When you need your toddler to get dressed, or put their shoes on, and they are refusing, try a few minutes of play first. You might be thinking, ‘’but I haven’t got time to play! Can’t they just do what I ask?!’’ As Christians we know that the fruits of the spirit are ‘love, joy, peace, patience, kindness, goodness, faithfulness, gentleness, self-control; against such things there is no law.’ Galatians 5:22-23. If we can apply this to our parenting, and have patience with a ‘no,’ then we can help to create lasting positive changes in our child’s emotional wellbeing, (and their behaviour!) I think of this kind of parenting as ‘investment parenting.’ By playing and spending time with our children when we can, we invest in the connection. When children feel well-connected to us, and have opportunities to cry without being distracted from their emotions, or have a good laugh, they are less likely to express those feelings indirectly through behaviour.
Ephesians 6:4 says, ‘Fathers, do not provoke your children to anger, but bring them up in the discipline and instruction of the Lord.’ If you think about it, laughter is actually the perfect parenting tool, because it gives us a way to discipline, but without the anger and frustration that would be provoked by harsher parenting techniques.

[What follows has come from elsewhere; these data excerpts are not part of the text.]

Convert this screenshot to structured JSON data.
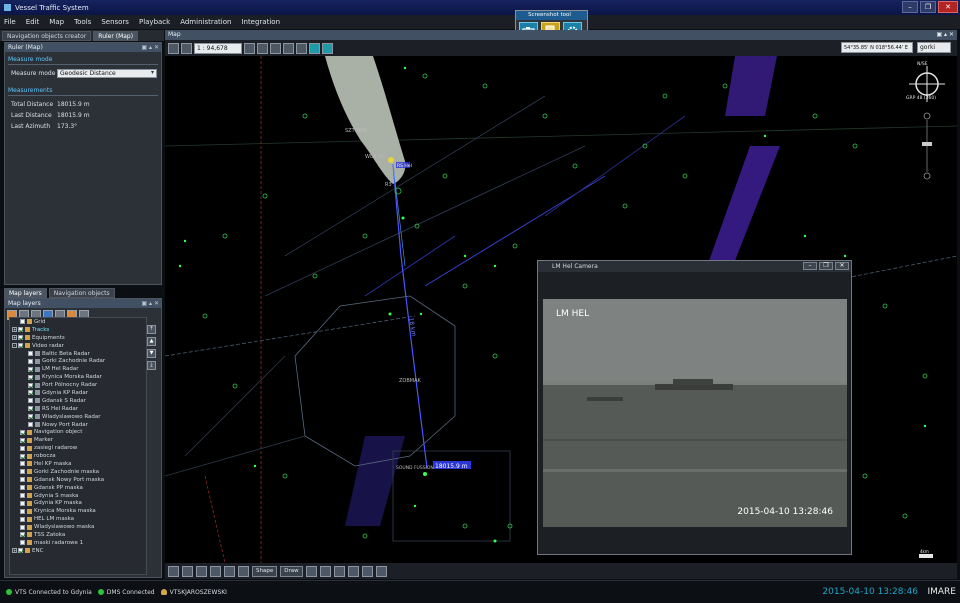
{
  "window": {
    "title": "Vessel Traffic System"
  },
  "menu": [
    "File",
    "Edit",
    "Map",
    "Tools",
    "Sensors",
    "Playback",
    "Administration",
    "Integration"
  ],
  "screenshot_tool": {
    "title": "Screenshot tool"
  },
  "left_tabs": [
    "Navigation objects creator",
    "Ruler (Map)"
  ],
  "ruler": {
    "panel_title": "Ruler (Map)",
    "measure_mode_header": "Measure mode",
    "measure_mode_label": "Measure mode",
    "measure_mode_value": "Geodesic Distance",
    "measurements_header": "Measurements",
    "total_distance_label": "Total Distance",
    "total_distance_value": "18015.9 m",
    "last_distance_label": "Last Distance",
    "last_distance_value": "18015.9 m",
    "last_azimuth_label": "Last Azimuth",
    "last_azimuth_value": "173.3°"
  },
  "layers_tabs": [
    "Map layers",
    "Navigation objects"
  ],
  "layers_panel": {
    "title": "Map layers",
    "items": [
      {
        "label": "Grid",
        "checked": false,
        "exp": "",
        "indent": 1
      },
      {
        "label": "Tracks",
        "checked": true,
        "exp": "+",
        "indent": 0,
        "selected": true
      },
      {
        "label": "Equipments",
        "checked": true,
        "exp": "+",
        "indent": 0
      },
      {
        "label": "Video radar",
        "checked": true,
        "exp": "-",
        "indent": 0
      },
      {
        "label": "Baltic Beta Radar",
        "checked": false,
        "exp": "",
        "indent": 2
      },
      {
        "label": "Gorki Zachodnie Radar",
        "checked": false,
        "exp": "",
        "indent": 2
      },
      {
        "label": "LM Hel Radar",
        "checked": true,
        "exp": "",
        "indent": 2
      },
      {
        "label": "Krynica Morska Radar",
        "checked": true,
        "exp": "",
        "indent": 2
      },
      {
        "label": "Port Pólnocny Radar",
        "checked": true,
        "exp": "",
        "indent": 2
      },
      {
        "label": "Gdynia KP Radar",
        "checked": true,
        "exp": "",
        "indent": 2
      },
      {
        "label": "Gdansk S Radar",
        "checked": false,
        "exp": "",
        "indent": 2
      },
      {
        "label": "RS Hel Radar",
        "checked": true,
        "exp": "",
        "indent": 2
      },
      {
        "label": "Wladyslawowo Radar",
        "checked": true,
        "exp": "",
        "indent": 2
      },
      {
        "label": "Nowy Port Radar",
        "checked": false,
        "exp": "",
        "indent": 2
      },
      {
        "label": "Navigation object",
        "checked": true,
        "exp": "",
        "indent": 1
      },
      {
        "label": "Marker",
        "checked": true,
        "exp": "",
        "indent": 1
      },
      {
        "label": "zasiegi radarow",
        "checked": false,
        "exp": "",
        "indent": 1
      },
      {
        "label": "robocza",
        "checked": true,
        "exp": "",
        "indent": 1
      },
      {
        "label": "Hel KP maska",
        "checked": false,
        "exp": "",
        "indent": 1
      },
      {
        "label": "Gorki Zachodnie maska",
        "checked": false,
        "exp": "",
        "indent": 1
      },
      {
        "label": "Gdansk Nowy Port maska",
        "checked": false,
        "exp": "",
        "indent": 1
      },
      {
        "label": "Gdansk PP maska",
        "checked": false,
        "exp": "",
        "indent": 1
      },
      {
        "label": "Gdynia S maska",
        "checked": false,
        "exp": "",
        "indent": 1
      },
      {
        "label": "Gdynia KP maska",
        "checked": false,
        "exp": "",
        "indent": 1
      },
      {
        "label": "Krynica Morska maska",
        "checked": false,
        "exp": "",
        "indent": 1
      },
      {
        "label": "HEL LM maska",
        "checked": false,
        "exp": "",
        "indent": 1
      },
      {
        "label": "Wladyslawowo maska",
        "checked": false,
        "exp": "",
        "indent": 1
      },
      {
        "label": "TSS Zatoka",
        "checked": true,
        "exp": "",
        "indent": 1
      },
      {
        "label": "maski radarowe 1",
        "checked": false,
        "exp": "",
        "indent": 1
      },
      {
        "label": "ENC",
        "checked": true,
        "exp": "+",
        "indent": 0
      }
    ]
  },
  "map": {
    "panel_title": "Map",
    "scale": "1 : 94,678",
    "coordinates": "54°35.85' N 018°56.44' E",
    "profile": "gorki",
    "labels": {
      "sztorm": "SZTORM",
      "wla_pd": "WLA PD",
      "track_tag": "RS Hel",
      "r3": "R3",
      "zoomak": "ZOBMAK",
      "sound_fuss": "SOUND FUSSION",
      "distance_tag": "18015.9 m",
      "ruler_label": "18 km",
      "compass_label": "GRP 48 (360)",
      "north_label": "N/SE",
      "scale_bar": "4km"
    },
    "bottom": {
      "shape": "Shape",
      "draw": "Draw"
    }
  },
  "camera": {
    "title": "LM Hel Camera",
    "overlay_name": "LM HEL",
    "overlay_time": "2015-04-10 13:28:46"
  },
  "status": {
    "vts": "VTS Connected to Gdynia",
    "dms": "DMS Connected",
    "user": "VTSKJAROSZEWSKI",
    "clock": "2015-04-10 13:28:46",
    "brand": "IMARE"
  }
}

There may be times when a child is not in the mood to laugh, and telling them it’s time to take a bath, leave the house, or go in the car seat might trigger a huge meltdown, or an angry outburst. While crying or the more ‘negative emotions’ can feel like we’ve failed as parents, it can actually be a positive sign, that connection, laughter and fun together has built a safe base for them to tell you how they feel. Just being there to support them through their emotions, without trying to distract or fix the emotions allows them to process it, so that it’s less likely to cloud their thinking and influence their behaviour in the future. With a loving parent’s support a child can return to joy.
It can be challenging being there for our children, and responding lovingly to the most frustrating of behaviour. It can trigger strong feelings from our own childhood because our parents didn’t always model the fruits of the spirit with us. But if we turn to God, tell him our challenges, and ask him to provide strength, we will find that the impossible becomes possible.